Take a look at your function if elem x "aeiou" then 1 + vowels xs else vowels xs. You need to return b, not recurse adding one to it.

if elem x "aeiou" this part is fine. then 1 + acc <- see what I'm doing here? I'm adding one to the accumulator, not recursing manually, that is done by foldr, as for the else case: acc. That's it. You don't need to even touch x.

Putting it all together: vowels = foldr (\x acc -> if elem x "aeiou" then 1 + acc else acc) 0 The 0 is what the acc will start as.

If you want to know more about folds, I suggest you reimplement them yourself.

Answer 4

Well a foldr :: (a -> b -> b) -> b -> [a] -> b is a function where the first parameter is a function f :: a -> b -> b. You can here see the a parameter as the "head" of the list, the second parameter b as the result of the recursion with foldr, and you thus want to produce a result in terms of these two for the entire function. This logic is basically encapsulated in the second clause of your function.

Indeed:

vowels (x:xs) = if elem x "aeiou" then 1 + vowels xs else vowels xs

can be rewritten as:

vowels (x:xs) = if elem x "aeiou" then 1 + rec else rec
    where rec = vowels xs

and rec is thus the outcome of the recursive call, the second parameter of the "fold"-function. x on the other hand is the first parameter of the "fold"-function.
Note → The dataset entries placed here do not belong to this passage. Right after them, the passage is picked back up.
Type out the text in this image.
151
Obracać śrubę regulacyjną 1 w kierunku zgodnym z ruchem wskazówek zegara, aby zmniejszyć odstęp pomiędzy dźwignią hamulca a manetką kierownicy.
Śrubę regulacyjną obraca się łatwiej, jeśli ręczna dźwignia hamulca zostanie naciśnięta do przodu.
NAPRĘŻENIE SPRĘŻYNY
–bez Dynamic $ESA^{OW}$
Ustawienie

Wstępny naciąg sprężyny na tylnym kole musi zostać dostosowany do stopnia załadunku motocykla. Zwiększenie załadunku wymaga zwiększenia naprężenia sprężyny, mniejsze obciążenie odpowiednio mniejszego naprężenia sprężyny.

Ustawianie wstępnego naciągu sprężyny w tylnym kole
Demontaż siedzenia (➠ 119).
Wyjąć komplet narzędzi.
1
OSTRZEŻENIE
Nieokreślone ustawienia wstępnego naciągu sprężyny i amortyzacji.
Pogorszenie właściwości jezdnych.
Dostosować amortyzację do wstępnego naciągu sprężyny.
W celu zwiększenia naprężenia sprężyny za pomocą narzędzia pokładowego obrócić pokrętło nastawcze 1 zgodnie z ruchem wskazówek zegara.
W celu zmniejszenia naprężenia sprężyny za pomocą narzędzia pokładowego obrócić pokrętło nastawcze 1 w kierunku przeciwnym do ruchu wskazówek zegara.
We thus need to write this function, only in terms of x and rec, and this is simply:

\x rec -> if elem x "aeiou" then 1 + rec else rec

Furthermore we need to handle the case of an empty list, this is the first clause of your function. In that case the result is 0, this is the second paramter of the foldr, so we got:

vowels = foldr (\x rec -> if elem x "aeiou" then 1 + rec else rec) 0

Or a more clean syntax:

vowels = foldr f 0
    where f x rec | elem x "aeiou" = 1 + rec
                  | otherwise = rec

We can further clean it up, by abstracting away rec:

vowels = foldr f 0
    where f x | elem x "aeiou" = (1+)
              | otherwise = id